Even the token Italian beer is an unusual brand — Cena offers Menabrea amber and light instead of the standard Moretti or Peroni. There are many Italian wines in the restaurant’s excellent wine selection, of course, as well as some unusual Italian amaros and spirits, like Poli grappa and Amaro Nardini.

Cena may not look the part at first glance, but this is a bar worthy of some in-depth exploring.

The six house cocktails are almost familiar territory, but each has a signature twist that makes it Cena’s own. The negroni uses Cappelletti in place of Campari and Cocchi di Torino in place of the more widely used Carpano. The old-fashioned swaps chocolate bitters for Angostura and adds Hoodoo chicory liqueur to its 1776 bourbon base.
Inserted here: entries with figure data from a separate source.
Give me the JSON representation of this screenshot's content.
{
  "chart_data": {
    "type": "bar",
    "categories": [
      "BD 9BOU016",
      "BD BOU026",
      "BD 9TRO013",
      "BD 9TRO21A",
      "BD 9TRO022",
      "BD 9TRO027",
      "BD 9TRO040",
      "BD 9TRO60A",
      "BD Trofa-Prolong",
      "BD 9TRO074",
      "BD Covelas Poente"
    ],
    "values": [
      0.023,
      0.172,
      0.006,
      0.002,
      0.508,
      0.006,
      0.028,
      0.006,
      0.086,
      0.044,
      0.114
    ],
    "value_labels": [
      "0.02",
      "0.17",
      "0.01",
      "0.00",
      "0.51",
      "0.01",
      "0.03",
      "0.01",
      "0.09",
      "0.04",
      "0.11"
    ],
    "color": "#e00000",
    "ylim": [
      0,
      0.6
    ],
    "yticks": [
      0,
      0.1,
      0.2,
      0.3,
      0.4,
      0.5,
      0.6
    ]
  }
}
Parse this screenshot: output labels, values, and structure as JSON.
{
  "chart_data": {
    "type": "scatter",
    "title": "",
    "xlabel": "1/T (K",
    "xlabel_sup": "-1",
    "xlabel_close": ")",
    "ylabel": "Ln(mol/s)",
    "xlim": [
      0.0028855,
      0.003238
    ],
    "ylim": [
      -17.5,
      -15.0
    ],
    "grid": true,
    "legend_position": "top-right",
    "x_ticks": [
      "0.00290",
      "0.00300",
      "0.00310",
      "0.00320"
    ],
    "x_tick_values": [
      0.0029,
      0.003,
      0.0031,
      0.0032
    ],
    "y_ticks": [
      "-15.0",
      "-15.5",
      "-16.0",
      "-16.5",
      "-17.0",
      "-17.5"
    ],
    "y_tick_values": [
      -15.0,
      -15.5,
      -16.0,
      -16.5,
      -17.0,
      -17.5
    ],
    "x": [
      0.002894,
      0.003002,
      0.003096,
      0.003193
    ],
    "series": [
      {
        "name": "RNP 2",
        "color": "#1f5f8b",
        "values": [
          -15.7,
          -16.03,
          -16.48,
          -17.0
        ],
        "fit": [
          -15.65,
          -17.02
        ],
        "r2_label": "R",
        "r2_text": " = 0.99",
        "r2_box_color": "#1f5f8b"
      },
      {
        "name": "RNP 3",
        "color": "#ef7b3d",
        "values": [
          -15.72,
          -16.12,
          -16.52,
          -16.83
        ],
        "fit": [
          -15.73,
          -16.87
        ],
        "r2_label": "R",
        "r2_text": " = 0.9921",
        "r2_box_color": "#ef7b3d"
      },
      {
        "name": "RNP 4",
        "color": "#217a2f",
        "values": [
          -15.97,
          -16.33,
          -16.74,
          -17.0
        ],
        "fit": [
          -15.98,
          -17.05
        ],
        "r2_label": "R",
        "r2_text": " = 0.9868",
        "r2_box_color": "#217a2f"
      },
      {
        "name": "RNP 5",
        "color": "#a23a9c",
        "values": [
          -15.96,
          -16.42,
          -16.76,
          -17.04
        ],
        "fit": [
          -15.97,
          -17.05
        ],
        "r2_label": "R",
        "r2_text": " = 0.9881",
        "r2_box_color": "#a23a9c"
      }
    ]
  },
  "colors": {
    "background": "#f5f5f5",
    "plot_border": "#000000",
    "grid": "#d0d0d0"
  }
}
The mojito incorporates Cappelletti and prosecco.

With the neighborhood’s low profile, you’d be forgiven for being unaware of the cocktail situation inside Cena. But it would be a shame to miss out. Take a day to explore the Channel District and have a few drinks along the way, ending up at Cena for a nightcap. You’ll be happy you did.

Contact Justin Grant at [email protected] Follow @WordsWithJG.

Cena

1208 E Kennedy Blvd., Tampa; (813) 374-8840; cena-channelside.com

The vibe: A chill, intimate Italian restaurant with a fresh new cocktail program.

Food: Appetizers and salads, $9 to $16; entrees, $14 to $30.

Booze: Beer, wine and liquor. Beer, $5; wine, $5 to $16 by the glass and $24 to $125 by the bottle; liquor, $7 to $18.

Specialty: Cena’s new cocktail program offers a half-dozen unique takes on classic premises, like a chicory-and-chocolate-boosted old-fashioned and an elderflower-tinged gin and tonic garnished with a massive basil leaf and plump, whole peppercorns. The spirit selection is small by cocktail bar standards, but it’s smart and much more exotic than it appears upon casual inspection. Be adventurous!

Hours: 5 to 10 p.m. Wednesday through Saturday; 5 to 9 p.m. Sunday; closed Monday and Tuesday.